- Education: Panjab University
- Occupation: Statistician
- Employer: Merck Research Laboratories
- Title: Executive Director of Clinical Biostatistics and Research Decision Sciences at Merck Research Laboratories
- Awards: Fellow of the American Statistical Association (2014) and recipient of the American Statistical Association's Founders Award (2023)

= Amarjot Kaur =

Indian statistician

Amarjot Kaur is an Indian statistician who, in 2016, became the president of the International Indian Statistical Association. She works for Merck Research Laboratories,
as Executive Director of Clinical Biostatistics and Research Decision Sciences. She is also the 2017 treasurer of the American Statistical Association, and in 2013 she chaired the American Statistical Association Community of Applied Statisticians.
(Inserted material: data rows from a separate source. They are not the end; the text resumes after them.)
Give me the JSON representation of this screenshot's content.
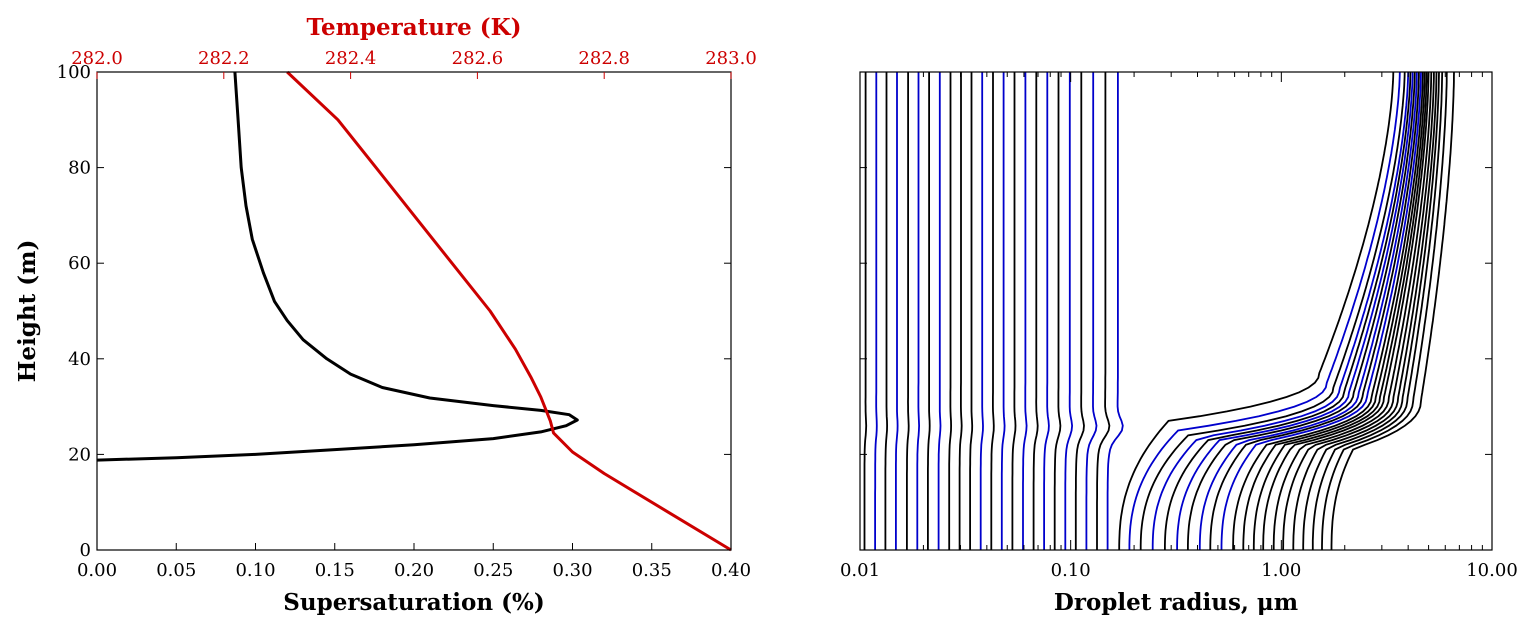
{
  "chart_data": [
    {
      "type": "line",
      "xlabel": "Supersaturation (%)",
      "ylabel": "Height (m)",
      "x2label": "Temperature (K)",
      "xlim": [
        0.0,
        0.4
      ],
      "ylim": [
        0,
        100
      ],
      "x2lim": [
        282.0,
        283.0
      ],
      "xticks": [
        "0.00",
        "0.05",
        "0.10",
        "0.15",
        "0.20",
        "0.25",
        "0.30",
        "0.35",
        "0.40"
      ],
      "yticks": [
        "0",
        "20",
        "40",
        "60",
        "80",
        "100"
      ],
      "x2ticks": [
        "282.0",
        "282.2",
        "282.4",
        "282.6",
        "282.8",
        "283.0"
      ],
      "grid": false,
      "series": [
        {
          "axis": "bottom",
          "color": "#000000",
          "points": [
            [
              0.0,
              18.8
            ],
            [
              0.05,
              19.3
            ],
            [
              0.1,
              20.0
            ],
            [
              0.15,
              21.0
            ],
            [
              0.2,
              22.0
            ],
            [
              0.25,
              23.3
            ],
            [
              0.28,
              24.7
            ],
            [
              0.296,
              26.0
            ],
            [
              0.303,
              27.2
            ],
            [
              0.298,
              28.3
            ],
            [
              0.28,
              29.2
            ],
            [
              0.25,
              30.2
            ],
            [
              0.21,
              31.8
            ],
            [
              0.18,
              34.0
            ],
            [
              0.16,
              36.8
            ],
            [
              0.145,
              40.0
            ],
            [
              0.13,
              44.0
            ],
            [
              0.12,
              48.0
            ],
            [
              0.112,
              52.0
            ],
            [
              0.105,
              58.0
            ],
            [
              0.098,
              65.0
            ],
            [
              0.094,
              72.0
            ],
            [
              0.091,
              80.0
            ],
            [
              0.089,
              90.0
            ],
            [
              0.087,
              100.0
            ]
          ]
        },
        {
          "axis": "top",
          "color": "#cc0000",
          "points": [
            [
              283.0,
              0.0
            ],
            [
              282.9,
              8.0
            ],
            [
              282.8,
              16.0
            ],
            [
              282.75,
              20.5
            ],
            [
              282.72,
              24.5
            ],
            [
              282.715,
              27.0
            ],
            [
              282.7,
              32.0
            ],
            [
              282.685,
              36.0
            ],
            [
              282.66,
              42.0
            ],
            [
              282.62,
              50.0
            ],
            [
              282.56,
              60.0
            ],
            [
              282.5,
              70.0
            ],
            [
              282.44,
              80.0
            ],
            [
              282.38,
              90.0
            ],
            [
              282.3,
              100.0
            ]
          ]
        }
      ]
    },
    {
      "type": "line",
      "xlabel": "Droplet radius, μm",
      "ylabel": "",
      "xscale": "log",
      "xlim": [
        0.01,
        10.0
      ],
      "ylim": [
        0,
        100
      ],
      "xticks": [
        "0.01",
        "0.10",
        "1.00",
        "10.00"
      ],
      "grid": false,
      "left_group": [
        {
          "r": 0.0105,
          "color": "#000000"
        },
        {
          "r": 0.0118,
          "color": "#0000cc"
        },
        {
          "r": 0.0132,
          "color": "#000000"
        },
        {
          "r": 0.0148,
          "color": "#0000cc"
        },
        {
          "r": 0.0167,
          "color": "#000000"
        },
        {
          "r": 0.0187,
          "color": "#0000cc"
        },
        {
          "r": 0.021,
          "color": "#000000"
        },
        {
          "r": 0.0236,
          "color": "#0000cc"
        },
        {
          "r": 0.0265,
          "color": "#000000"
        },
        {
          "r": 0.0297,
          "color": "#000000"
        },
        {
          "r": 0.0333,
          "color": "#000000"
        },
        {
          "r": 0.0374,
          "color": "#0000cc"
        },
        {
          "r": 0.042,
          "color": "#000000"
        },
        {
          "r": 0.0471,
          "color": "#0000cc"
        },
        {
          "r": 0.0529,
          "color": "#000000"
        },
        {
          "r": 0.0594,
          "color": "#0000cc"
        },
        {
          "r": 0.0667,
          "color": "#000000"
        },
        {
          "r": 0.0748,
          "color": "#0000cc"
        },
        {
          "r": 0.084,
          "color": "#000000"
        },
        {
          "r": 0.0943,
          "color": "#0000cc"
        },
        {
          "r": 0.1058,
          "color": "#000000"
        },
        {
          "r": 0.1188,
          "color": "#0000cc"
        },
        {
          "r": 0.1334,
          "color": "#000000"
        },
        {
          "r": 0.1497,
          "color": "#0000cc"
        }
      ],
      "right_group": [
        {
          "r0": 0.17,
          "rtop": 3.4,
          "h": 33,
          "color": "#000000"
        },
        {
          "r0": 0.19,
          "rtop": 3.65,
          "h": 31,
          "color": "#0000cc"
        },
        {
          "r0": 0.215,
          "rtop": 3.85,
          "h": 30,
          "color": "#000000"
        },
        {
          "r0": 0.245,
          "rtop": 4.0,
          "h": 29.5,
          "color": "#0000cc"
        },
        {
          "r0": 0.28,
          "rtop": 4.1,
          "h": 29.2,
          "color": "#000000"
        },
        {
          "r0": 0.32,
          "rtop": 4.2,
          "h": 29,
          "color": "#0000cc"
        },
        {
          "r0": 0.36,
          "rtop": 4.3,
          "h": 28.8,
          "color": "#000000"
        },
        {
          "r0": 0.41,
          "rtop": 4.4,
          "h": 28.6,
          "color": "#0000cc"
        },
        {
          "r0": 0.46,
          "rtop": 4.5,
          "h": 28.5,
          "color": "#000000"
        },
        {
          "r0": 0.52,
          "rtop": 4.6,
          "h": 28.4,
          "color": "#0000cc"
        },
        {
          "r0": 0.59,
          "rtop": 4.7,
          "h": 28.2,
          "color": "#000000"
        },
        {
          "r0": 0.66,
          "rtop": 4.8,
          "h": 28.1,
          "color": "#000000"
        },
        {
          "r0": 0.74,
          "rtop": 4.9,
          "h": 28,
          "color": "#000000"
        },
        {
          "r0": 0.82,
          "rtop": 5.0,
          "h": 27.9,
          "color": "#000000"
        },
        {
          "r0": 0.92,
          "rtop": 5.15,
          "h": 27.8,
          "color": "#000000"
        },
        {
          "r0": 1.02,
          "rtop": 5.3,
          "h": 27.7,
          "color": "#000000"
        },
        {
          "r0": 1.14,
          "rtop": 5.45,
          "h": 27.6,
          "color": "#000000"
        },
        {
          "r0": 1.27,
          "rtop": 5.6,
          "h": 27.5,
          "color": "#000000"
        },
        {
          "r0": 1.41,
          "rtop": 5.8,
          "h": 27.4,
          "color": "#000000"
        },
        {
          "r0": 1.56,
          "rtop": 6.1,
          "h": 27.3,
          "color": "#000000"
        },
        {
          "r0": 1.73,
          "rtop": 6.6,
          "h": 27.2,
          "color": "#000000"
        }
      ]
    }
  ]
}
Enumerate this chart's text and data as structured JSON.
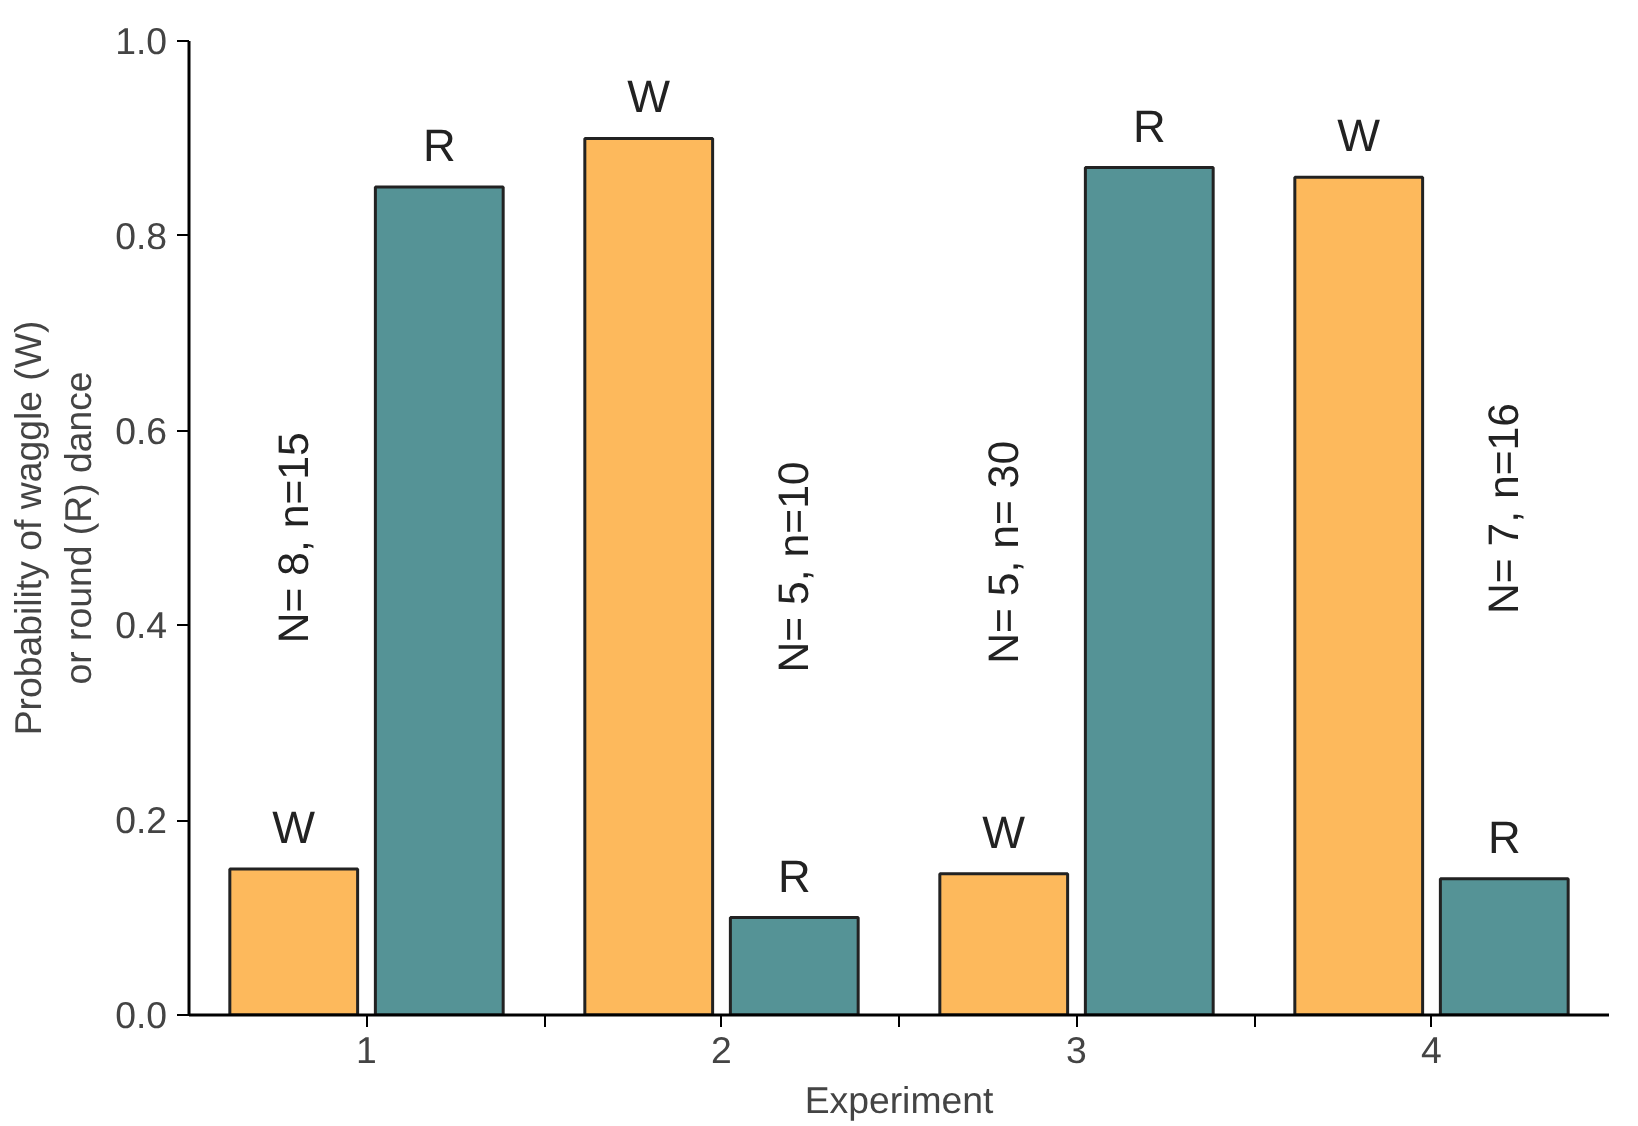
{
  "chart_data": {
    "type": "bar",
    "xlabel": "Experiment",
    "ylabel": "Probability of waggle (W)\nor round (R) dance",
    "categories": [
      "1",
      "2",
      "3",
      "4"
    ],
    "series": [
      {
        "name": "W",
        "color": "#fdb95c",
        "values": [
          0.15,
          0.9,
          0.145,
          0.86
        ]
      },
      {
        "name": "R",
        "color": "#559396",
        "values": [
          0.85,
          0.1,
          0.87,
          0.14
        ]
      }
    ],
    "ylim": [
      0,
      1.0
    ],
    "yticks": [
      {
        "value": 0,
        "label": "0.0"
      },
      {
        "value": 0.2,
        "label": "0.2"
      },
      {
        "value": 0.4,
        "label": "0.4"
      },
      {
        "value": 0.6,
        "label": "0.6"
      },
      {
        "value": 0.8,
        "label": "0.8"
      },
      {
        "value": 1.0,
        "label": "1.0"
      }
    ],
    "annotations": [
      {
        "text": "N= 8, n=15",
        "x": "1",
        "y": 0.49
      },
      {
        "text": "N= 5, n=10",
        "x": "2",
        "y": 0.46
      },
      {
        "text": "N= 5, n= 30",
        "x": "3",
        "y": 0.475
      },
      {
        "text": "N= 7, n=16",
        "x": "4",
        "y": 0.52
      }
    ],
    "grid": false
  }
}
Before joining Merck, Kaur earned her Ph.D. at Panjab University in Chandigarh, India, where she also worked as a lecturer. At Panjab, in the 1990s, Kaur published research in mathematical statistics on tests for stochastic dominance.
She joined Merck after postdoctoral research at Pennsylvania State University. At Merck, she became the chief statistician on the Multinational Etoricoxib and Diclofenac Arthritis Long-term (MEDAL) programme, a large international study of treatments for arthritis.

In 2014, she was elected to be a Fellow of the American Statistical Association. In 2023 Kaur was the recipient of the American Statistical Association's Founders Award.